Tom Tom, my cat, shares the same name as a popular vehicle navigation system, the Tom Tom GPS.
Naturally, Tom Tom likes to explore.
Fortunately, he’s got a microchip to make sure we can find him if he gets lost.
But his microchip was long overdue. I placed it in him just a few weeks ago.
I know, I know. I’m a vet. I should have done this the day we adopted him. What was I thinking? (Or was I thinking at all?)When Santa brought Tom Tom Kitty Cat to our home on Christmas 2009, he was a wee kitty, only 4 months old. We admired his soft, fluffy fur and the unique one-inch, white tip on his otherwise all-black coat. Santa knows cats!
His youth pretty much dictated that Tom Tom would be an indoor cat.
But Tom Tom got bigger. And the weather got better.
It became quite evident that he had been raised outdoors by a skilled queen (his momma). Queens teach their kittens to hunt. And the way Tom would watch the birds outside our window reminded me of a kid in a candy store.

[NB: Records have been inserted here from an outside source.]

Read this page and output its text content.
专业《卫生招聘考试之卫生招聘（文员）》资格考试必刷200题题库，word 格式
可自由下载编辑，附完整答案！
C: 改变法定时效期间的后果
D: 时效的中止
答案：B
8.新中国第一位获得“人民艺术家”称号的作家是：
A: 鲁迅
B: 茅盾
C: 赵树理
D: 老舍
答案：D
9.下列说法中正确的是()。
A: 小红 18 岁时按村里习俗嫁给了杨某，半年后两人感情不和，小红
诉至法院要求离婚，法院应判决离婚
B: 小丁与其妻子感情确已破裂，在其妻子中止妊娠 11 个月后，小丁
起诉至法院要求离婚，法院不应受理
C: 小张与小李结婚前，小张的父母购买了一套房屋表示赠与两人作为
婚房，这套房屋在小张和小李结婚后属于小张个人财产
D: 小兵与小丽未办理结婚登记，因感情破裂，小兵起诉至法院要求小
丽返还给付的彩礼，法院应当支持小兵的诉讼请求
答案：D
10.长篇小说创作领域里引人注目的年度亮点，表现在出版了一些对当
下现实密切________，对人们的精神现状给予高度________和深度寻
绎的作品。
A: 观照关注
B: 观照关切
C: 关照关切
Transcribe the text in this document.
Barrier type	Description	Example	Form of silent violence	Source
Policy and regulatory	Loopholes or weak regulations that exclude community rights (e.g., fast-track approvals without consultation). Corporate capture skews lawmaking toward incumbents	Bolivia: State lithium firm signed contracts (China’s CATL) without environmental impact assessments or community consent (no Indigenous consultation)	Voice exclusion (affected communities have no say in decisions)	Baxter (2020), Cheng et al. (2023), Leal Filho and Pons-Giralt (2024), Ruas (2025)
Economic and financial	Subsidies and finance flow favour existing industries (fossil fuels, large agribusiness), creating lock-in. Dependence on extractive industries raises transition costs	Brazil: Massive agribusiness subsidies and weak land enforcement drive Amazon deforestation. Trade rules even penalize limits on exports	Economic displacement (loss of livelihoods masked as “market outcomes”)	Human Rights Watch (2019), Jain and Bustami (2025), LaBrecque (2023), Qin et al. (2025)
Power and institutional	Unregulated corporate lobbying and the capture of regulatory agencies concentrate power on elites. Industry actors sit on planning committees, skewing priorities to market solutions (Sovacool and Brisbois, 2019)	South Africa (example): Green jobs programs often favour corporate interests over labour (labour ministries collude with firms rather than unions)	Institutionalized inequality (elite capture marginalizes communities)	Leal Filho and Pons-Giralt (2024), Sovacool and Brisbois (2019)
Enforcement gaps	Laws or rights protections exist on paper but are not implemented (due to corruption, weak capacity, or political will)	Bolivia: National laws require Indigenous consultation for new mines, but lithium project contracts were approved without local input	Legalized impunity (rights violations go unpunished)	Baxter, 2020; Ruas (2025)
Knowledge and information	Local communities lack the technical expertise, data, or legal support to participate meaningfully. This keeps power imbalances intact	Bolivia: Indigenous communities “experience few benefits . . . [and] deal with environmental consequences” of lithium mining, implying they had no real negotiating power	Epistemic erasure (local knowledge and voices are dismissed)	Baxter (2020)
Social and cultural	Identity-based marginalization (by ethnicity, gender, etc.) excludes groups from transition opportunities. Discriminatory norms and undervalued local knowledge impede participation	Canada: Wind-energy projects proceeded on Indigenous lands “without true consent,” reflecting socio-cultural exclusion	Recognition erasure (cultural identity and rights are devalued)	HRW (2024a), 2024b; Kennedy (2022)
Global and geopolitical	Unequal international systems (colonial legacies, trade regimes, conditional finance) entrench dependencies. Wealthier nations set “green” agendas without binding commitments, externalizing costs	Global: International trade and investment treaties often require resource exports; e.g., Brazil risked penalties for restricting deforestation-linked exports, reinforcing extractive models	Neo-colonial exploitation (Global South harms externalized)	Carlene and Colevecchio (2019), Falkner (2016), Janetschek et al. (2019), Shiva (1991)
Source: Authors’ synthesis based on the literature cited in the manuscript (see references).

We remained firm in our decision that he would stay inside. There were too many dangers in the outdoor world to risk his health or his life.
But Tom was incredibly unhappy. He started to bolt outside, and we would scramble to catch him. It was rather inconvenient to race after him on a rainy morning when the kids were due at the bus stop in 3 minutes — or to catch him when we were fixin’ to be gone for the day. But we did it.
He probably let out a huge sigh under his little kitty whiskers each time that happened.
Then one day — I think it was Mother’s Day — he got out and scrambled so quickly in to the woods that I couldn’t find him. Panic set in. We live on a dead end street, at the end of a cul de sac, so it’s rather quiet here. But as a vet, I’ve seen too many tragedies to give me a false sense of security.
I nervously checked from our deck above — nope, couldn’t see him. Every 30 minutes I would open the door and call out to him. NOTHING.
I looked at his food dish. It was empty and so was my heart.
I opened the door and rattled the food container.
I heard the leaves rustle, and Tom Tom raced toward me, his tail high in the air. He had burrs and leaves stuck in his fur, but he was FINE. And he was happy.As time went on, we started letting him out a little more. I made a point to do it only when the food dish was empty. I figured a grumbling belly would drive him home. And it worked.
Now Tom Tom goes out first thing in the morning. And he is almost ALWAYS home for the night. I really don’t like taking a chance on him being out all night. He does have a curfew. but, being an adolescent kitty, he has been known to test it.
I breathe a big sigh of relief every time he comes home safe and happy, I realize life outside is risky for a kitty, and if we lived on a busy street it would not happen.
Either way, I’d still have him microchipped. Did you see the story about the cat that was found in New York City? She had somehow ended up there from Colorado — only she knows how — but she was found and reunited with her family.
Good for them for planning for the unexpected.
Have any of you microchipped your pets?